Cannon et Selye emploient le terme stress, par emprunt à la mécanique d’expression anglaise où l’idée de

stress and strain relation, marque la relation entre la force exercée et la tension. Tout comme une charge en

exerçant une force (stress) sur une poutre métallique peut entrainer sa déformation (strain), les variations environnementales peuvent impacter le fonctionnement d’un organisme en en altérant la physiologie. Cette métaphore inclus le fait qu’à des niveaux de stress relativement faibles, la déformation subie est élastique et réversible, pouvant en cela être rapprochée des mécanismes homéostatiques qui autorisent un certain degré de

variabilité des paramètres physiologiques. Mais lorsque des forces physiques excessives sont exercées, cette déformation peut devenir permanente, et entrainer une distorsion qui correspond sur le plan physiologique à l’apparition de pathologies.

La vue unidimensionnelle, linéaire et réactive de la réponse au stress telle qu'elle a été développée par Selye en lien avec le concept d'homéostasie défini par Cannon a depuis été mise en question et raffinée par des travaux expérimentaux pluridisciplinaires. Ainsi, au niveau neurobiologique, les "hormones du stress" sont apparues plus spécifiques que ne le pensait Selye : l’adrénaline est plus sensible à l'effort physique et le cortisol plus réactif à des facteurs psychologiques et sociaux (Mason 1971). De plus, bien d’autres substances sont impliquées lors des réactions de stress (hormones polypeptidiques, hormones minéralocorticoïdes, neuromédiateurs, neuromodulateurs etc.) et leur fluctuation se fait non seulement pour s'accommoder aux pressions de l'environnement mais également pour les anticiper. Enfin et surtout, la plasticité cérébrale et en particulier celle des régions limbiques et préfrontales joue un rôle fondamental dans leur coordination et leur régulation. C'est à cette plasticité qu'on attribue la possibilité de modifier durablement certaines variables biologiques par l'apprentissage et l'entrainement, ce qui permet non seulement d'améliorer les capacités physiologiques et psychologiques des individus, mais aussi de modifier durablement les capacités biologiques de l'organisme (pour revue Mc Ewen, 2007).
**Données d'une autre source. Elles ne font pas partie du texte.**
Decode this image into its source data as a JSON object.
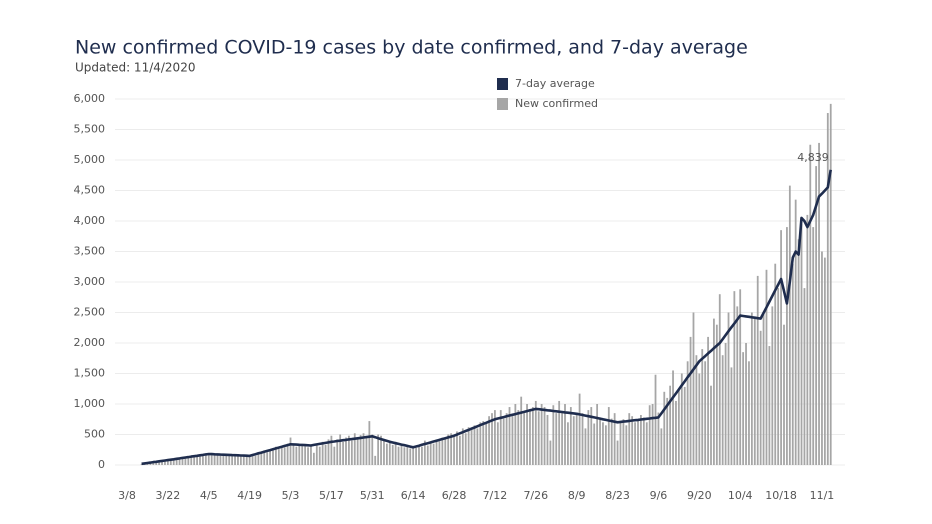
{
  "chart_data": {
    "type": "bar_line",
    "title": "New confirmed COVID-19 cases by date confirmed, and 7-day average",
    "subtitle": "Updated: 11/4/2020",
    "annotation": "4,839",
    "legend": "top",
    "grid": true,
    "ylim": [
      0,
      6000
    ],
    "yticks": [
      0,
      500,
      {
        "value": 1000,
        "label": "1,000"
      },
      {
        "value": 1500,
        "label": "1,500"
      },
      {
        "value": 2000,
        "label": "2,000"
      },
      {
        "value": 2500,
        "label": "2,500"
      },
      {
        "value": 3000,
        "label": "3,000"
      },
      {
        "value": 3500,
        "label": "3,500"
      },
      {
        "value": 4000,
        "label": "4,000"
      },
      {
        "value": 4500,
        "label": "4,500"
      },
      {
        "value": 5000,
        "label": "5,000"
      },
      {
        "value": 5500,
        "label": "5,500"
      },
      {
        "value": 6000,
        "label": "6,000"
      }
    ],
    "categories": [
      "3/8",
      null,
      null,
      null,
      null,
      null,
      null,
      null,
      null,
      null,
      null,
      null,
      null,
      null,
      "3/22",
      null,
      null,
      null,
      null,
      null,
      null,
      null,
      null,
      null,
      null,
      null,
      null,
      null,
      "4/5",
      null,
      null,
      null,
      null,
      null,
      null,
      null,
      null,
      null,
      null,
      null,
      null,
      null,
      "4/19",
      null,
      null,
      null,
      null,
      null,
      null,
      null,
      null,
      null,
      null,
      null,
      null,
      null,
      "5/3",
      null,
      null,
      null,
      null,
      null,
      null,
      null,
      null,
      null,
      null,
      null,
      null,
      null,
      "5/17",
      null,
      null,
      null,
      null,
      null,
      null,
      null,
      null,
      null,
      null,
      null,
      null,
      null,
      "5/31",
      null,
      null,
      null,
      null,
      null,
      null,
      null,
      null,
      null,
      null,
      null,
      null,
      null,
      "6/14",
      null,
      null,
      null,
      null,
      null,
      null,
      null,
      null,
      null,
      null,
      null,
      null,
      null,
      "6/28",
      null,
      null,
      null,
      null,
      null,
      null,
      null,
      null,
      null,
      null,
      null,
      null,
      null,
      "7/12",
      null,
      null,
      null,
      null,
      null,
      null,
      null,
      null,
      null,
      null,
      null,
      null,
      null,
      "7/26",
      null,
      null,
      null,
      null,
      null,
      null,
      null,
      null,
      null,
      null,
      null,
      null,
      null,
      "8/9",
      null,
      null,
      null,
      null,
      null,
      null,
      null,
      null,
      null,
      null,
      null,
      null,
      null,
      "8/23",
      null,
      null,
      null,
      null,
      null,
      null,
      null,
      null,
      null,
      null,
      null,
      null,
      null,
      "9/6",
      null,
      null,
      null,
      null,
      null,
      null,
      null,
      null,
      null,
      null,
      null,
      null,
      null,
      "9/20",
      null,
      null,
      null,
      null,
      null,
      null,
      null,
      null,
      null,
      null,
      null,
      null,
      null,
      "10/4",
      null,
      null,
      null,
      null,
      null,
      null,
      null,
      null,
      null,
      null,
      null,
      null,
      null,
      "10/18",
      null,
      null,
      null,
      null,
      null,
      null,
      null,
      null,
      null,
      null,
      null,
      null,
      null,
      "11/1",
      null,
      null,
      null
    ],
    "series": [
      {
        "name": "7-day average",
        "type": "line",
        "color": "#1f2d4e",
        "values": [
          null,
          null,
          null,
          null,
          null,
          20,
          27,
          33,
          40,
          47,
          53,
          60,
          67,
          73,
          80,
          87,
          94,
          101,
          109,
          116,
          123,
          130,
          137,
          144,
          151,
          159,
          166,
          173,
          180,
          178,
          176,
          174,
          171,
          169,
          167,
          165,
          163,
          161,
          159,
          156,
          154,
          152,
          150,
          164,
          177,
          191,
          204,
          218,
          231,
          245,
          259,
          272,
          286,
          299,
          313,
          326,
          340,
          337,
          334,
          331,
          329,
          326,
          323,
          320,
          329,
          337,
          346,
          354,
          363,
          371,
          380,
          386,
          393,
          399,
          406,
          412,
          419,
          425,
          431,
          438,
          444,
          451,
          457,
          464,
          470,
          455,
          440,
          425,
          410,
          395,
          380,
          369,
          358,
          346,
          335,
          324,
          313,
          301,
          290,
          304,
          317,
          331,
          344,
          358,
          371,
          385,
          399,
          412,
          426,
          439,
          453,
          466,
          480,
          499,
          519,
          538,
          557,
          576,
          596,
          615,
          634,
          654,
          673,
          692,
          711,
          731,
          750,
          762,
          774,
          786,
          799,
          811,
          823,
          835,
          847,
          859,
          871,
          884,
          896,
          908,
          920,
          914,
          909,
          903,
          897,
          891,
          886,
          880,
          874,
          869,
          863,
          857,
          851,
          846,
          840,
          830,
          820,
          810,
          800,
          790,
          780,
          770,
          760,
          750,
          740,
          730,
          720,
          710,
          700,
          706,
          711,
          717,
          723,
          729,
          734,
          740,
          746,
          751,
          757,
          763,
          769,
          774,
          780,
          846,
          911,
          977,
          1043,
          1109,
          1174,
          1240,
          1306,
          1371,
          1437,
          1503,
          1569,
          1634,
          1700,
          1743,
          1786,
          1829,
          1871,
          1914,
          1957,
          2000,
          2064,
          2129,
          2193,
          2257,
          2321,
          2386,
          2450,
          2443,
          2436,
          2429,
          2421,
          2414,
          2407,
          2400,
          2493,
          2586,
          2679,
          2771,
          2864,
          2957,
          3050,
          2850,
          2650,
          3000,
          3400,
          3500,
          3450,
          4050,
          4000,
          3900,
          4000,
          4100,
          4250,
          4400,
          4450,
          4500,
          4550,
          4839
        ]
      },
      {
        "name": "New confirmed",
        "type": "bar",
        "color": "#a6a6a6",
        "values": [
          null,
          null,
          null,
          null,
          null,
          15,
          30,
          35,
          45,
          40,
          60,
          55,
          75,
          70,
          90,
          95,
          80,
          110,
          105,
          130,
          110,
          140,
          125,
          160,
          140,
          170,
          150,
          190,
          175,
          190,
          160,
          185,
          150,
          180,
          165,
          170,
          150,
          175,
          140,
          165,
          145,
          160,
          140,
          180,
          150,
          210,
          190,
          240,
          210,
          260,
          240,
          300,
          260,
          310,
          290,
          350,
          450,
          330,
          300,
          350,
          310,
          340,
          290,
          310,
          200,
          350,
          300,
          380,
          330,
          420,
          480,
          300,
          420,
          500,
          380,
          450,
          480,
          400,
          520,
          430,
          490,
          520,
          450,
          720,
          500,
          150,
          500,
          480,
          420,
          350,
          400,
          330,
          380,
          300,
          330,
          290,
          310,
          270,
          280,
          280,
          330,
          300,
          400,
          320,
          380,
          350,
          420,
          390,
          450,
          430,
          500,
          520,
          480,
          550,
          480,
          600,
          520,
          620,
          580,
          650,
          600,
          700,
          720,
          680,
          800,
          850,
          900,
          700,
          900,
          760,
          850,
          950,
          800,
          1000,
          900,
          1120,
          850,
          1000,
          900,
          950,
          1050,
          880,
          1000,
          950,
          820,
          400,
          980,
          850,
          1050,
          880,
          1000,
          700,
          950,
          800,
          860,
          1170,
          850,
          600,
          900,
          950,
          680,
          1000,
          780,
          700,
          650,
          950,
          760,
          850,
          400,
          700,
          750,
          650,
          850,
          800,
          700,
          750,
          820,
          780,
          700,
          980,
          1000,
          1480,
          860,
          600,
          1200,
          1100,
          1300,
          1550,
          1050,
          1250,
          1500,
          1280,
          1700,
          2100,
          2500,
          1800,
          1500,
          1900,
          1700,
          2100,
          1300,
          2400,
          2300,
          2800,
          1800,
          2000,
          2500,
          1600,
          2850,
          2600,
          2880,
          1850,
          2000,
          1700,
          2500,
          2400,
          3100,
          2200,
          2500,
          3200,
          1950,
          2600,
          3300,
          2900,
          3850,
          2300,
          3900,
          4580,
          3300,
          4350,
          3700,
          3950,
          2900,
          4100,
          5250,
          3900,
          4900,
          5280,
          3500,
          3400,
          5770,
          5920
        ]
      }
    ]
  }
}
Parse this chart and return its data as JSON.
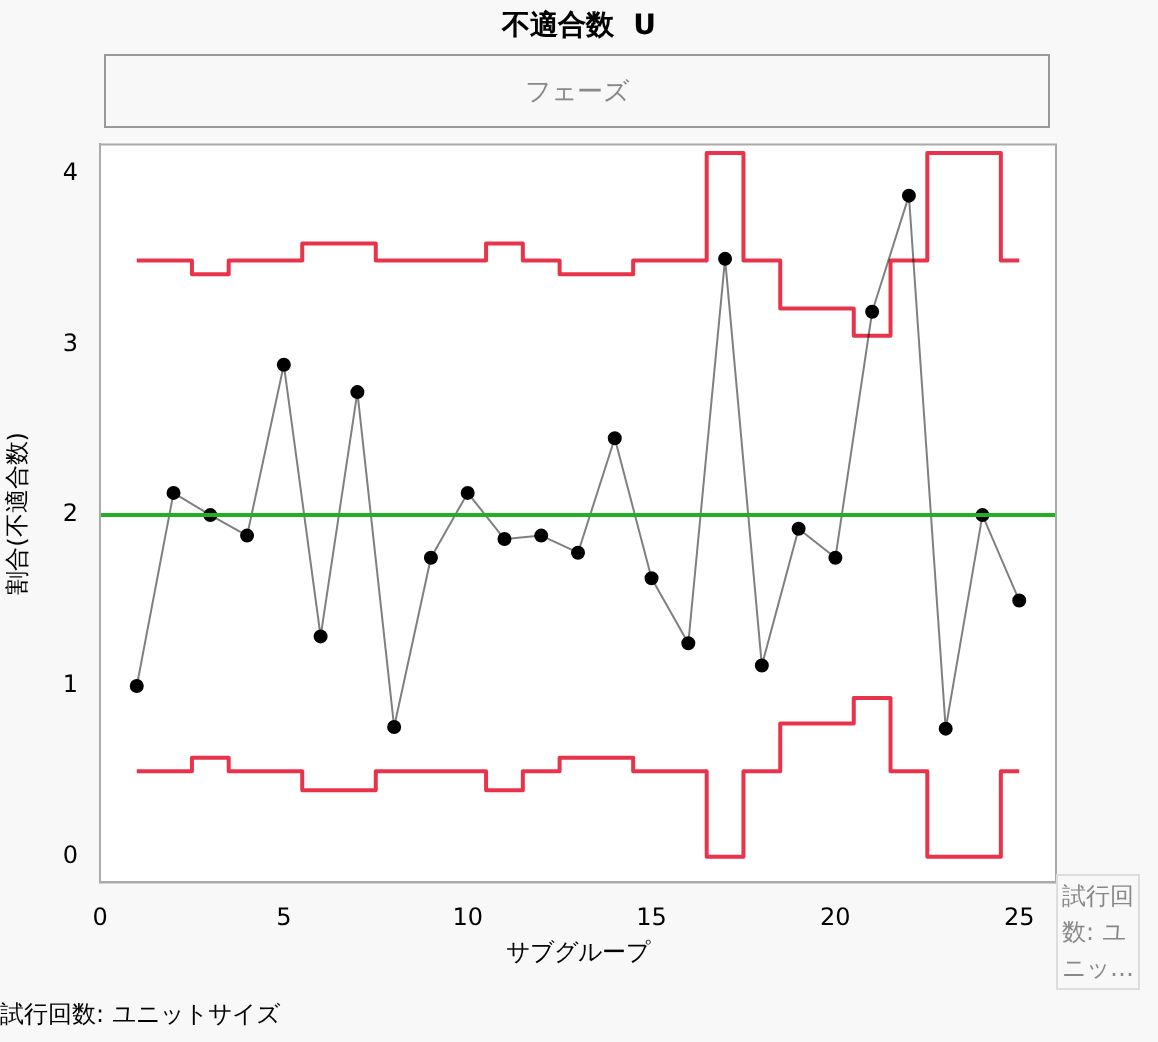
{
  "chart_data": {
    "type": "line",
    "title": "不適合数  U",
    "xlabel": "サブグループ",
    "ylabel": "割合(不適合数)",
    "annotations": [
      "フェーズ",
      "試行回数: ユニッ…",
      "試行回数: ユニットサイズ"
    ],
    "x": [
      1,
      2,
      3,
      4,
      5,
      6,
      7,
      8,
      9,
      10,
      11,
      12,
      13,
      14,
      15,
      16,
      17,
      18,
      19,
      20,
      21,
      22,
      23,
      24,
      25
    ],
    "series": [
      {
        "color": "#000000",
        "marker": "circle",
        "values": [
          1.0,
          2.13,
          2.0,
          1.88,
          2.88,
          1.29,
          2.72,
          0.76,
          1.75,
          2.13,
          1.86,
          1.88,
          1.78,
          2.45,
          1.63,
          1.25,
          3.5,
          1.12,
          1.92,
          1.75,
          3.19,
          3.87,
          0.75,
          2.0,
          1.5
        ]
      },
      {
        "type": "step",
        "color": "#e8334a",
        "values": [
          3.49,
          3.49,
          3.41,
          3.49,
          3.49,
          3.59,
          3.59,
          3.49,
          3.49,
          3.49,
          3.59,
          3.49,
          3.41,
          3.41,
          3.49,
          3.49,
          4.12,
          3.49,
          3.21,
          3.21,
          3.05,
          3.49,
          4.12,
          4.12,
          3.49
        ]
      },
      {
        "type": "step",
        "color": "#e8334a",
        "values": [
          0.5,
          0.5,
          0.58,
          0.5,
          0.5,
          0.39,
          0.39,
          0.5,
          0.5,
          0.5,
          0.39,
          0.5,
          0.58,
          0.58,
          0.5,
          0.5,
          0,
          0.5,
          0.78,
          0.78,
          0.93,
          0.5,
          0,
          0,
          0.5
        ]
      }
    ],
    "ref_lines": [
      {
        "axis": "y",
        "value": 2,
        "color": "#22b022"
      }
    ],
    "xlim": [
      0,
      26
    ],
    "xticks": [
      0,
      5,
      10,
      15,
      20,
      25
    ],
    "ylim": [
      -0.15,
      4.17
    ],
    "yticks": [
      0,
      1,
      2,
      3,
      4
    ],
    "grid": false,
    "legend": false
  }
}
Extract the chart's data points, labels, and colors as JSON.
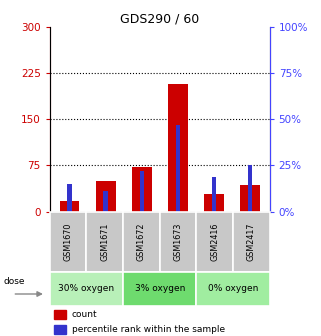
{
  "title": "GDS290 / 60",
  "samples": [
    "GSM1670",
    "GSM1671",
    "GSM1672",
    "GSM1673",
    "GSM2416",
    "GSM2417"
  ],
  "counts": [
    18,
    50,
    73,
    208,
    28,
    43
  ],
  "percentiles": [
    15,
    11,
    22,
    47,
    19,
    25
  ],
  "group_info": [
    {
      "start": 0,
      "end": 2,
      "label": "30% oxygen",
      "color": "#b8f0b8"
    },
    {
      "start": 2,
      "end": 4,
      "label": "3% oxygen",
      "color": "#6edb6e"
    },
    {
      "start": 4,
      "end": 6,
      "label": "0% oxygen",
      "color": "#a0eda0"
    }
  ],
  "left_yaxis": {
    "min": 0,
    "max": 300,
    "ticks": [
      0,
      75,
      150,
      225,
      300
    ],
    "color": "#cc0000"
  },
  "right_yaxis": {
    "min": 0,
    "max": 100,
    "ticks": [
      0,
      25,
      50,
      75,
      100
    ],
    "color": "#4444ff"
  },
  "bar_color": "#cc0000",
  "percentile_color": "#3333cc",
  "bg_color": "#ffffff",
  "dose_label": "dose",
  "legend_count": "count",
  "legend_percentile": "percentile rank within the sample",
  "bar_width": 0.55,
  "percentile_bar_width": 0.12,
  "sample_bg": "#c8c8c8",
  "grid_ticks": [
    75,
    150,
    225
  ]
}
Ainsi, le concept d’allostasie (du grec ancien ἄλλος allos, « autre, différent » et στάσις stasis, « pose ») est venu compléter ce modèle initial en proposant de distinguer des paramètres dont les valeurs doivent être maintenues dans des limites strictes, d’autres systèmes physiologiques autorisant une plus grande variabilité et permettant l’adaptation de l’organisme aux changements ayant occasionné cette réponse au stress (Sterling and Eyer, 1988). Contrairement à la notion d’homéostasie, l’allostasie conçoit le maintien à un niveau d’équilibre sur la base de modifications durables de certains mécanismes physiologiques mis en jeu, sans retour à leur état initial une fois ce nouvel état d’équilibre atteint. Ainsi, l’allostasie ne vise pas la préservation d'une constance mais plutôt le calibrage des fonctions de l'organisme en réponse aux conditions externes et internes. La charge allostatique se défini comme le coût d'une exposition chronique à une réponse neurale et neuroendocrinienne fluctuante ou accrue résultant d'un défi environnemental chronique auquel un individu réagit comme étant particulièrement stressant (McEwen and Stellar, 1993).